A summary of the data
Again, claiming “cause” requires establishing that all or almost all “ADHD” sufferers HAVE the CDH2 mutation, and that no or almost no “normal” people have this mutation. To claim this from the data presented is pretty laughable. They’ve shown that a very small sample of people/mice subjectively judged to “have ADHD” without objective measures happen to have this particular mutation. Does EVERYONE with this mutation have “ADHD?” Or is it 10%, 20%, 50%? Does EVERYONE diagnosed with “ADHD” have this mutation? Do some have the mutation and NOT develop “ADHD symptoms?” Is the presence/absence of this mutation determinative of a person’s long-term success in life? Does “treatment” for this putative problem actually do anything to improve long-term outcomes for those so “diagnosed?” Is there even an objective way to determine who “has” or “does not have ADHD?”
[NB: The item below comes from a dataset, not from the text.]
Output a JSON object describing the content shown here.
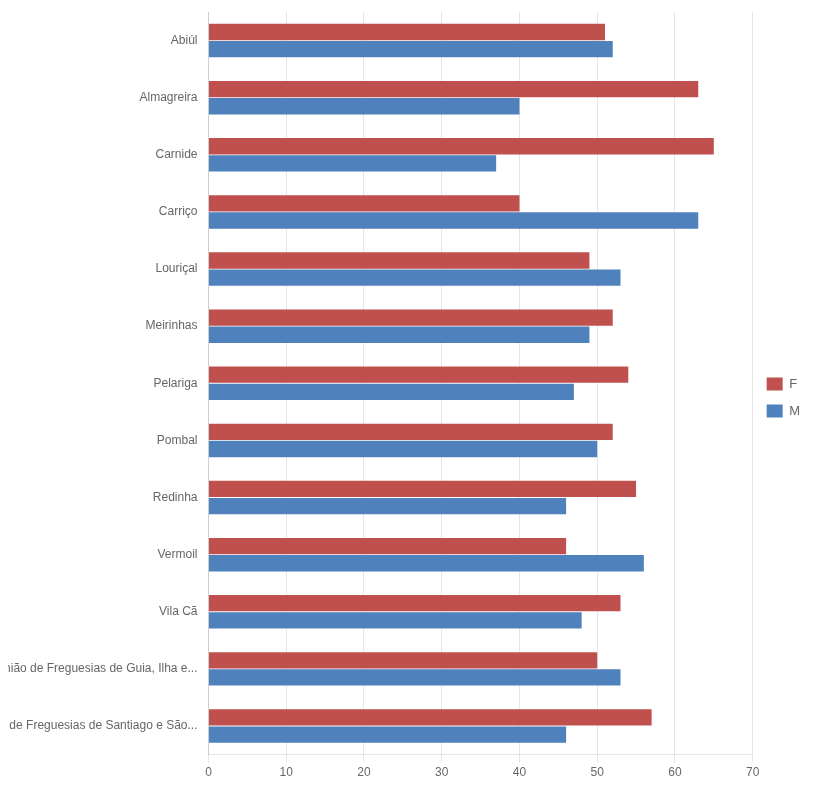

It is scientifically absurd to declare that this mutation “causes” ADHD when the “disorder” itself is not objectively discernible, nor is there any indication that those so “diagnosed” have any kind of physiological problem or are just a normal variation of behavior that doesn’t work so well in modern society. After all, genetic diversity is central to species survival. Why is a genetic variation, even if it is 100% associated with this behavioral syndrome, automatically a “disorder” when our species depends on a wide variation of genotypes and phenotypes to survive?
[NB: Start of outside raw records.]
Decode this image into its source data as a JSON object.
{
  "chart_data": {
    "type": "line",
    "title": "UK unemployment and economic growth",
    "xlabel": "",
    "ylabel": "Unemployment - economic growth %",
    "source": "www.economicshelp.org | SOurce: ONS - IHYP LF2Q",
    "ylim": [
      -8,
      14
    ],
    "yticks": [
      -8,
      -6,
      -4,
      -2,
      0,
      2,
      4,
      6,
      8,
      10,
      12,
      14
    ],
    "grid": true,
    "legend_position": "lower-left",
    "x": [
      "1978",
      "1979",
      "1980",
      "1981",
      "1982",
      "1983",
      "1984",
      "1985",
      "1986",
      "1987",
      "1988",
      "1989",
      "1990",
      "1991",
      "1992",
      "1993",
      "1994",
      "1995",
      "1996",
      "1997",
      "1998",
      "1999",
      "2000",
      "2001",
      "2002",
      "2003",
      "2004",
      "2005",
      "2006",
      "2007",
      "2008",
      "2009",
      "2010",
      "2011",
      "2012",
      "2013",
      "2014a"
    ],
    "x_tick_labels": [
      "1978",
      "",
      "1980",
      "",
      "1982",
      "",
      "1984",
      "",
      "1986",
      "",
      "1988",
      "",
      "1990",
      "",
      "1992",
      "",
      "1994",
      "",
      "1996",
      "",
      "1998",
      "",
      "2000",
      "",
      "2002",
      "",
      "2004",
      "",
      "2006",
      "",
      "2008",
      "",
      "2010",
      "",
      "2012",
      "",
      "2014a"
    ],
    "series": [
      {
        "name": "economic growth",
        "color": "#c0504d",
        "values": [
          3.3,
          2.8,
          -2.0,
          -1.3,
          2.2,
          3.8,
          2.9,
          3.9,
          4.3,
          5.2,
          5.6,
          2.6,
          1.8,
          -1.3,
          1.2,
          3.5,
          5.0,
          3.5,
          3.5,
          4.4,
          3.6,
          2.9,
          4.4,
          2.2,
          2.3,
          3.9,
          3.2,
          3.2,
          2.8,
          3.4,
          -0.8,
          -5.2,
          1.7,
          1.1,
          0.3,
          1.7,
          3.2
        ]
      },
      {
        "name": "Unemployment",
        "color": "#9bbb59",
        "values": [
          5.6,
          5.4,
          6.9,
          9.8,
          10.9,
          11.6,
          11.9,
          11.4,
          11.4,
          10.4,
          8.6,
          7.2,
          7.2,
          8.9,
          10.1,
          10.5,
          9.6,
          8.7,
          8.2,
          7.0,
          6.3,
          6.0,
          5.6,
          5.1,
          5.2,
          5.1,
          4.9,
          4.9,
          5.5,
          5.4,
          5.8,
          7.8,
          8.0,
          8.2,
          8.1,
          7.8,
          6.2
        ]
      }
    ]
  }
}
Ah, now we get down to it. It is ASSOCIATED with “familial ADHD.” Associated means it occurs with a higher percentage in the “ADHD” population than in the general population. It does not mean it is a cause, as there may be many, many cases of the same mutation in people who don’t fit the “ADHD” criteria. “Correlation is not causation.”
We know for certain that familial domestic abuse is highly associated with “ADHD.” It occurs more frequently in the “ADHD” population than in the general population. Does that mean that familial domestic abuse causes “ADHD?” What about the many children who are exposed to the same kind of parental behavior who do NOT develop “ADHD” symptoms? What about the large number of “ADHD” diagnosed children who don’t have domestic abuse in their history?
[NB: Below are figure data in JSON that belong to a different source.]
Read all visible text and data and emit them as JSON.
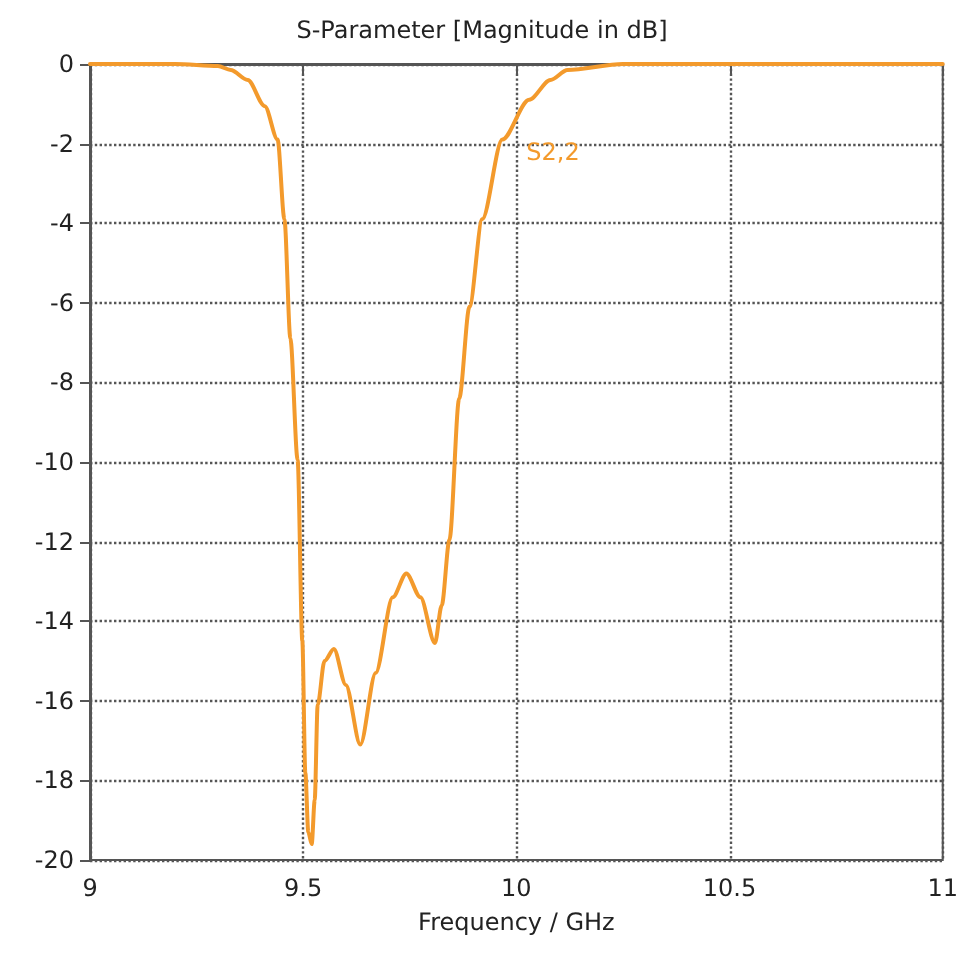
{
  "chart_data": {
    "type": "line",
    "title": "S-Parameter [Magnitude in dB]",
    "xlabel": "Frequency / GHz",
    "xlim": [
      9,
      11
    ],
    "xticks": [
      9,
      9.5,
      10,
      10.5,
      11
    ],
    "ylim": [
      -20,
      0
    ],
    "yticks": [
      0,
      -2,
      -4,
      -6,
      -8,
      -10,
      -12,
      -14,
      -16,
      -18,
      -20
    ],
    "grid": true,
    "marker": "none",
    "line_style": "solid",
    "series": [
      {
        "name": "S2,2",
        "color": "#f39a2c",
        "x": [
          9,
          9.2,
          9.3,
          9.33,
          9.37,
          9.41,
          9.44,
          9.456,
          9.47,
          9.487,
          9.498,
          9.505,
          9.512,
          9.52,
          9.527,
          9.534,
          9.55,
          9.572,
          9.6,
          9.634,
          9.67,
          9.71,
          9.742,
          9.775,
          9.809,
          9.825,
          9.843,
          9.866,
          9.89,
          9.92,
          9.967,
          10.03,
          10.08,
          10.12,
          10.25,
          10.5,
          11
        ],
        "values": [
          0,
          0,
          -0.05,
          -0.15,
          -0.4,
          -1.06,
          -1.9,
          -3.9,
          -6.9,
          -9.95,
          -14.5,
          -17.8,
          -19.3,
          -19.6,
          -18.5,
          -16.1,
          -15,
          -14.7,
          -15.6,
          -17.1,
          -15.3,
          -13.4,
          -12.8,
          -13.4,
          -14.55,
          -13.6,
          -11.96,
          -8.4,
          -6.1,
          -3.9,
          -1.9,
          -0.9,
          -0.4,
          -0.15,
          0,
          0,
          0
        ]
      }
    ]
  }
}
Other associations are low iron, sleep apnea, younger age of starting school, being in a traditional classroom vs. an open classroom, abuse/neglect at an early age, etc. Are all of these “causes” of “ADHD” because they are “associated” with “familial” ADHD? Does a traditional classroom “cause” ADHD because more “ADHD” behavior is associated with it? Or does a traditional classroom structure simply not WORK for a certain percentage of children, for a wide variety of reasons?
Correlation is not causation. And you continue to avoid the most important question of why this particular set of subjective behaviors are automatically a “disease state” even if a consistent physiological cause were found.
Comments I made before MIA approved other comments I made, have not been adjudicated. What is the reason for this, may I ask?
COMMENTING AS MODERATOR:
All comments you have made should be approved at this point. They are not always approved in order they are submitted, as more than one person works on approving comments, and sometimes certain comments require more analysis than others, so their approval may be delayed in some cases. If there are any comments I have not approved, please let me know the thread and some of the content and I will see what has happened to the comment in question.
Hey, Thanks for the explanation. I appreciate it.